森会長の失言 菅首相「承知していない」→内容を聞き「あってはならない」 

2021年2月4日 17時01分
衆院予算委で答弁する菅首相

衆院予算委で答弁する菅首相

 東京五輪・パラリンピック組織委員会の森喜朗会長が、日本オリンピック委員会(JOC)の女性理事を巡り女性蔑視とも取れる発言をしたことについて、菅義偉首相は4日の衆院予算委員会で「森会長が発言された内容の詳細は承知していない」と答弁した。その後、発言内容を紹介されて「あってはならない発言だ」と述べたものの、森会長に辞任を求めるべきだとの指摘には言及しなかった。
 森会長の問題について、まず立憲民主党の枝野幸男代表が質問した。
 
 枝野氏は、森会長が2日の自民党会合で「新型コロナがどういう形であろうと必ず開催する」と発言したことや、今回の女性蔑視発言を受けて「国民の命とわが国の国際的信用のために森会長には辞めていただく。その指導力を発揮されるべきではないですか」と菅首相をただした。
 これに対し、菅首相は「森会長が発言した内容の詳細は承知していないが、スポーツ分野においても女性の社会参画は極めて大事だと思っている」と語った。

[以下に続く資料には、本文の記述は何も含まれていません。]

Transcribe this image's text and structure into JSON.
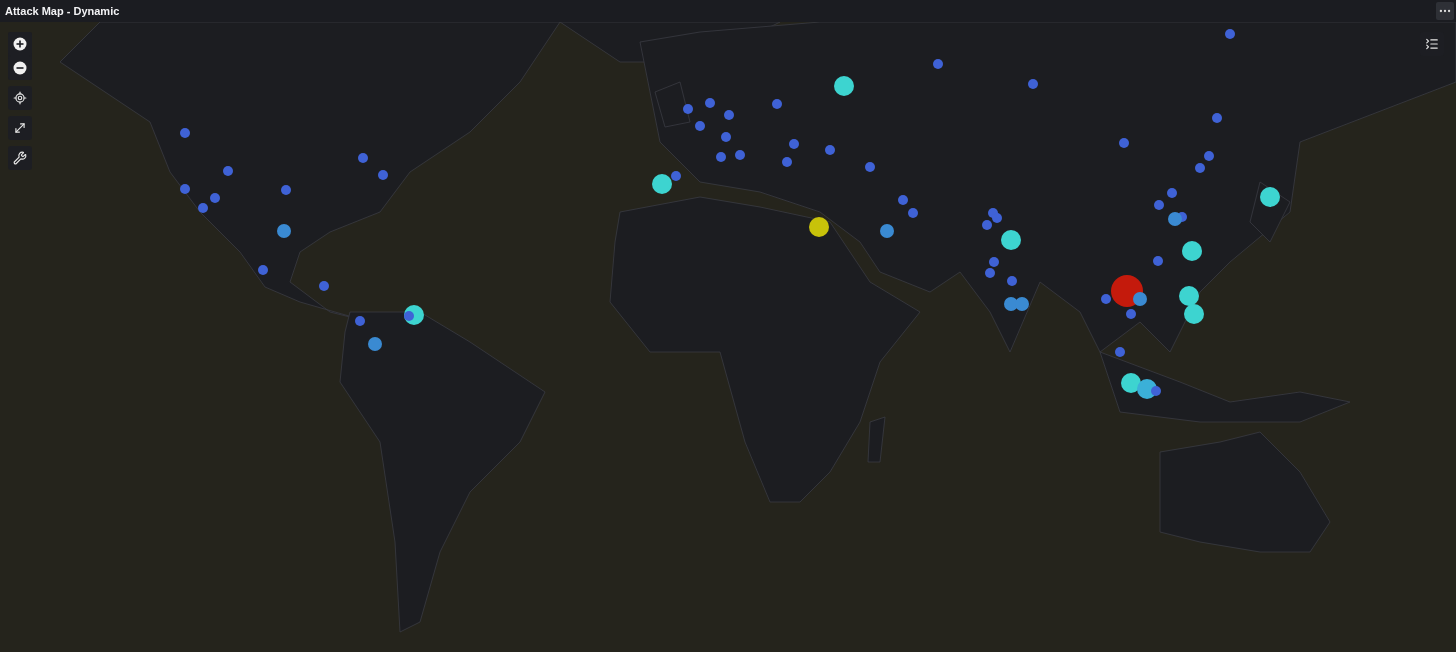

 枝野氏が「詳細を見ましょうよ。どうにも言い訳がきかない発言で、世界に伝えられている。本当に日本人として恥ずかしい。国益を損なっています。ぜひ総理には強いリーダーシップを発揮していただきたい。森さんの首に鈴をつけられるのは総理しかいない」と尋ねた。
 これに対し、菅首相は「スポーツ分野においても女性の社会参画は極めて大事だと思っている。森さんの発言の内容の詳細を正直承知していない。ですからスポーツ分野においても女性の社会参画は大事である。このことは揺るぎないことだと思う」と繰り返した。

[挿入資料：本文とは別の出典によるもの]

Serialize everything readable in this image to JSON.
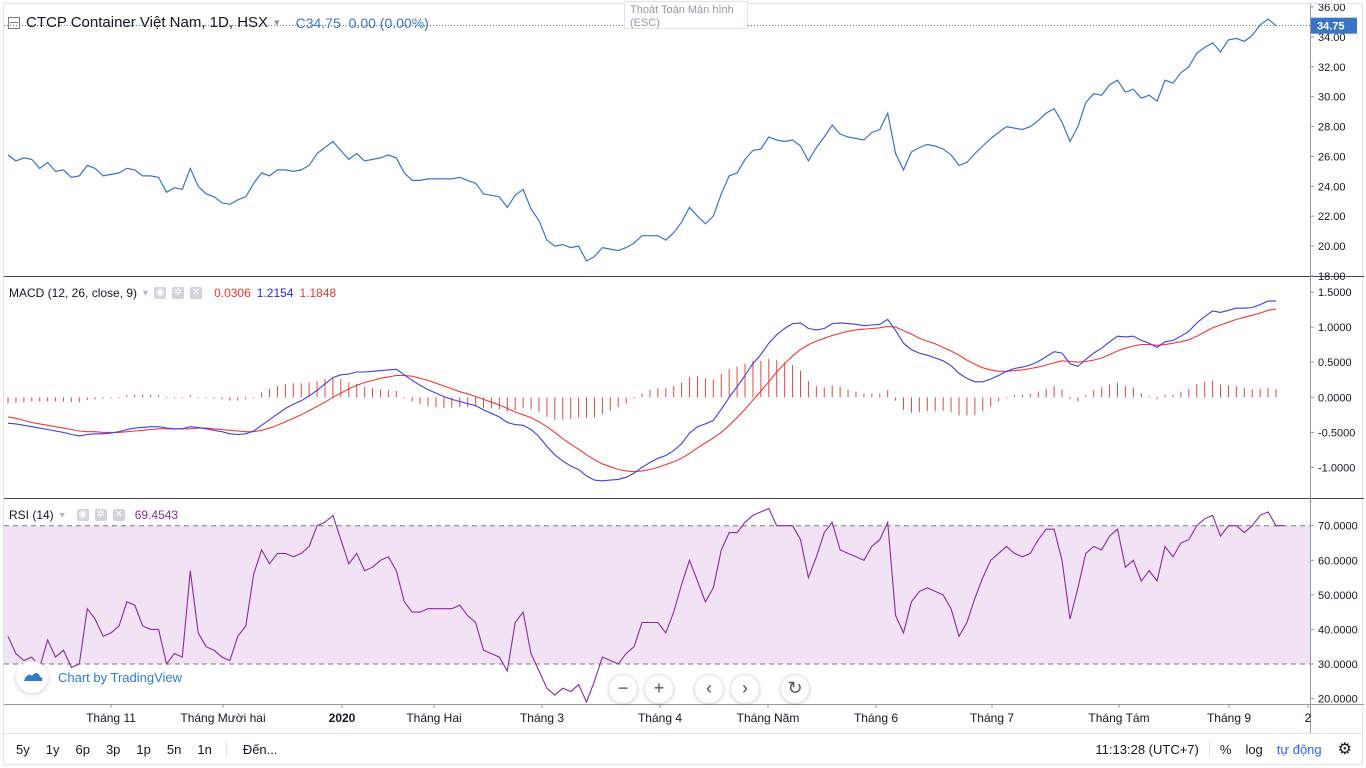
{
  "header": {
    "title": "CTCP Container Việt Nam, 1D, HSX",
    "price_prefix": "C",
    "price": "34.75",
    "change": "0.00 (0.00%)",
    "exit_fullscreen": "Thoát Toàn Màn hình",
    "exit_key": "(ESC)"
  },
  "macd_legend": {
    "label": "MACD (12, 26, close, 9)",
    "hist": "0.0306",
    "macd": "1.2154",
    "signal": "1.1848"
  },
  "rsi_legend": {
    "label": "RSI (14)",
    "value": "69.4543"
  },
  "branding": "Chart by TradingView",
  "price_badge": "34.75",
  "colors": {
    "price": "#3a75c4",
    "macd": "#3f3fe0",
    "signal": "#ef3a3a",
    "hist": "#e04848",
    "rsi": "#8a2b9e",
    "rsi_band": "#f1e3f4"
  },
  "icons": [
    "series-icon",
    "settings-icon",
    "close-icon",
    "zoom-out-icon",
    "zoom-in-icon",
    "scroll-left-icon",
    "scroll-right-icon",
    "reset-icon",
    "settings-gear-icon"
  ],
  "bottom": {
    "ranges": [
      "5y",
      "1y",
      "6p",
      "3p",
      "1p",
      "5n",
      "1n"
    ],
    "goto": "Đến...",
    "time": "11:13:28 (UTC+7)",
    "percent": "%",
    "log": "log",
    "auto": "tự động"
  },
  "chart_data": [
    {
      "type": "line",
      "name": "price",
      "x_labels": [
        "Tháng 11",
        "Tháng Mười hai",
        "2020",
        "Tháng Hai",
        "Tháng 3",
        "Tháng 4",
        "Tháng Năm",
        "Tháng 6",
        "Tháng 7",
        "Tháng Tám",
        "Tháng 9",
        "2"
      ],
      "y_ticks": [
        "36.00",
        "34.00",
        "32.00",
        "30.00",
        "28.00",
        "26.00",
        "24.00",
        "22.00",
        "20.00",
        "18.00"
      ],
      "ylim": [
        18,
        36
      ],
      "values": [
        26.1,
        25.7,
        25.9,
        25.8,
        25.2,
        25.6,
        25.0,
        25.1,
        24.6,
        24.7,
        25.4,
        25.2,
        24.7,
        24.8,
        24.9,
        25.2,
        25.1,
        24.7,
        24.7,
        24.6,
        23.6,
        23.9,
        23.8,
        25.2,
        24.0,
        23.5,
        23.3,
        22.9,
        22.8,
        23.1,
        23.3,
        24.2,
        24.9,
        24.7,
        25.1,
        25.1,
        25.0,
        25.1,
        25.4,
        26.2,
        26.6,
        27.0,
        26.4,
        25.8,
        26.2,
        25.7,
        25.8,
        25.9,
        26.1,
        25.9,
        24.9,
        24.4,
        24.4,
        24.5,
        24.5,
        24.5,
        24.5,
        24.6,
        24.4,
        24.2,
        23.5,
        23.4,
        23.3,
        22.6,
        23.4,
        23.8,
        22.5,
        21.7,
        20.4,
        20.0,
        20.1,
        19.9,
        20.0,
        19.0,
        19.3,
        19.9,
        19.8,
        19.7,
        19.9,
        20.2,
        20.7,
        20.7,
        20.7,
        20.4,
        20.9,
        21.6,
        22.6,
        22.0,
        21.5,
        22.0,
        23.5,
        24.7,
        24.9,
        25.8,
        26.4,
        26.5,
        27.3,
        27.1,
        27.0,
        27.1,
        26.7,
        25.7,
        26.6,
        27.3,
        28.1,
        27.5,
        27.3,
        27.2,
        27.1,
        27.6,
        27.8,
        28.9,
        26.2,
        25.1,
        26.3,
        26.6,
        26.8,
        26.7,
        26.5,
        26.1,
        25.4,
        25.6,
        26.2,
        26.7,
        27.2,
        27.6,
        28.0,
        27.9,
        27.8,
        28.0,
        28.4,
        28.9,
        29.2,
        28.3,
        27.0,
        28.0,
        29.6,
        30.2,
        30.1,
        30.8,
        31.1,
        30.3,
        30.5,
        29.9,
        30.1,
        29.7,
        31.1,
        30.9,
        31.6,
        32.0,
        32.9,
        33.3,
        33.6,
        33.0,
        33.8,
        33.9,
        33.7,
        34.1,
        34.8,
        35.2,
        34.75
      ]
    },
    {
      "type": "line",
      "name": "MACD",
      "y_ticks": [
        "1.5000",
        "1.0000",
        "0.5000",
        "0.0000",
        "-0.5000",
        "-1.0000"
      ],
      "ylim": [
        -1.35,
        1.6
      ],
      "series": [
        {
          "name": "MACD",
          "values": [
            -0.37,
            -0.38,
            -0.4,
            -0.42,
            -0.44,
            -0.46,
            -0.48,
            -0.5,
            -0.53,
            -0.55,
            -0.53,
            -0.52,
            -0.52,
            -0.51,
            -0.49,
            -0.46,
            -0.44,
            -0.43,
            -0.42,
            -0.42,
            -0.44,
            -0.45,
            -0.45,
            -0.42,
            -0.43,
            -0.45,
            -0.47,
            -0.49,
            -0.52,
            -0.53,
            -0.52,
            -0.48,
            -0.4,
            -0.32,
            -0.24,
            -0.16,
            -0.1,
            -0.05,
            0.02,
            0.1,
            0.19,
            0.28,
            0.32,
            0.33,
            0.36,
            0.36,
            0.37,
            0.38,
            0.39,
            0.4,
            0.32,
            0.24,
            0.17,
            0.11,
            0.06,
            0.01,
            -0.03,
            -0.06,
            -0.09,
            -0.12,
            -0.18,
            -0.23,
            -0.28,
            -0.36,
            -0.39,
            -0.4,
            -0.46,
            -0.56,
            -0.7,
            -0.82,
            -0.91,
            -0.98,
            -1.03,
            -1.12,
            -1.18,
            -1.19,
            -1.18,
            -1.17,
            -1.14,
            -1.08,
            -1.0,
            -0.93,
            -0.87,
            -0.83,
            -0.76,
            -0.66,
            -0.51,
            -0.42,
            -0.38,
            -0.33,
            -0.17,
            0.0,
            0.15,
            0.31,
            0.48,
            0.61,
            0.77,
            0.89,
            0.98,
            1.05,
            1.06,
            0.98,
            0.96,
            0.98,
            1.05,
            1.06,
            1.05,
            1.04,
            1.02,
            1.03,
            1.04,
            1.11,
            0.95,
            0.77,
            0.68,
            0.63,
            0.6,
            0.56,
            0.52,
            0.45,
            0.34,
            0.27,
            0.22,
            0.22,
            0.26,
            0.31,
            0.37,
            0.41,
            0.43,
            0.46,
            0.51,
            0.58,
            0.65,
            0.63,
            0.48,
            0.44,
            0.54,
            0.63,
            0.7,
            0.79,
            0.87,
            0.86,
            0.87,
            0.81,
            0.77,
            0.71,
            0.79,
            0.81,
            0.87,
            0.94,
            1.06,
            1.15,
            1.23,
            1.21,
            1.24,
            1.27,
            1.27,
            1.28,
            1.32,
            1.37,
            1.37
          ]
        },
        {
          "name": "Signal",
          "values": [
            -0.28,
            -0.3,
            -0.33,
            -0.36,
            -0.38,
            -0.4,
            -0.42,
            -0.44,
            -0.46,
            -0.48,
            -0.49,
            -0.49,
            -0.5,
            -0.5,
            -0.5,
            -0.49,
            -0.48,
            -0.47,
            -0.46,
            -0.45,
            -0.45,
            -0.45,
            -0.45,
            -0.45,
            -0.44,
            -0.44,
            -0.45,
            -0.46,
            -0.47,
            -0.48,
            -0.49,
            -0.49,
            -0.47,
            -0.44,
            -0.4,
            -0.35,
            -0.3,
            -0.25,
            -0.19,
            -0.13,
            -0.07,
            0.0,
            0.06,
            0.12,
            0.17,
            0.21,
            0.24,
            0.27,
            0.29,
            0.31,
            0.31,
            0.3,
            0.27,
            0.24,
            0.2,
            0.16,
            0.12,
            0.08,
            0.05,
            0.01,
            -0.03,
            -0.07,
            -0.11,
            -0.16,
            -0.21,
            -0.25,
            -0.29,
            -0.35,
            -0.42,
            -0.5,
            -0.59,
            -0.67,
            -0.74,
            -0.82,
            -0.89,
            -0.95,
            -0.99,
            -1.03,
            -1.05,
            -1.06,
            -1.05,
            -1.03,
            -1.0,
            -0.96,
            -0.92,
            -0.87,
            -0.8,
            -0.72,
            -0.65,
            -0.58,
            -0.5,
            -0.4,
            -0.29,
            -0.17,
            -0.04,
            0.09,
            0.22,
            0.36,
            0.48,
            0.59,
            0.68,
            0.75,
            0.8,
            0.84,
            0.88,
            0.91,
            0.94,
            0.96,
            0.97,
            0.98,
            0.99,
            1.01,
            1.0,
            0.95,
            0.9,
            0.84,
            0.8,
            0.76,
            0.71,
            0.66,
            0.6,
            0.53,
            0.47,
            0.42,
            0.39,
            0.37,
            0.37,
            0.38,
            0.39,
            0.41,
            0.43,
            0.46,
            0.49,
            0.52,
            0.51,
            0.5,
            0.51,
            0.53,
            0.56,
            0.61,
            0.66,
            0.7,
            0.73,
            0.75,
            0.75,
            0.74,
            0.75,
            0.77,
            0.79,
            0.82,
            0.87,
            0.93,
            0.99,
            1.03,
            1.07,
            1.11,
            1.14,
            1.17,
            1.2,
            1.24,
            1.26
          ]
        }
      ]
    },
    {
      "type": "line",
      "name": "RSI",
      "y_ticks": [
        "70.0000",
        "60.0000",
        "50.0000",
        "40.0000",
        "30.0000",
        "20.0000"
      ],
      "ylim": [
        19,
        76
      ],
      "series": [
        {
          "name": "RSI",
          "values": [
            38,
            33,
            31,
            32,
            29,
            37,
            32,
            34,
            29,
            30,
            46,
            43,
            38,
            39,
            41,
            48,
            47,
            41,
            40,
            40,
            30,
            33,
            32,
            57,
            39,
            35,
            34,
            32,
            31,
            38,
            41,
            56,
            63,
            59,
            62,
            62,
            61,
            62,
            64,
            70,
            71,
            73,
            66,
            59,
            62,
            57,
            58,
            60,
            61,
            57,
            48,
            45,
            45,
            46,
            46,
            46,
            46,
            47,
            44,
            42,
            34,
            33,
            32,
            28,
            42,
            45,
            33,
            28,
            23,
            21,
            23,
            22,
            24,
            19,
            25,
            32,
            31,
            30,
            33,
            35,
            42,
            42,
            42,
            39,
            45,
            53,
            60,
            54,
            48,
            52,
            63,
            68,
            68,
            71,
            73,
            74,
            75,
            70,
            70,
            70,
            66,
            55,
            61,
            68,
            71,
            63,
            62,
            61,
            60,
            64,
            66,
            71,
            44,
            39,
            48,
            51,
            52,
            51,
            50,
            46,
            38,
            42,
            49,
            55,
            60,
            62,
            64,
            62,
            61,
            62,
            66,
            69,
            69,
            60,
            43,
            52,
            62,
            64,
            63,
            67,
            69,
            58,
            60,
            54,
            57,
            54,
            64,
            61,
            65,
            66,
            70,
            72,
            73,
            67,
            70,
            70,
            68,
            70,
            73,
            74,
            70,
            70
          ]
        }
      ],
      "bands": [
        30,
        70
      ]
    }
  ]
}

 この後に、立憲民主党の菊田真紀子氏が森会長の発言内容を紹介して菅首相に見解を求めた。菅首相は「森さんの発言の詳細を知らないと申し上げた。事実そうでありました」とした上で「今の発言の中で、あってはならない発言だと思っています」と答弁した。
 ただ、菊田氏があらためて森会長は辞任すべきと指摘したことについては、菅首相は「五輪は多くの国民の理解と歓迎の下でやるべきだ。そうした大会になるよう全力で取り組みたい」と述べるにとどめた。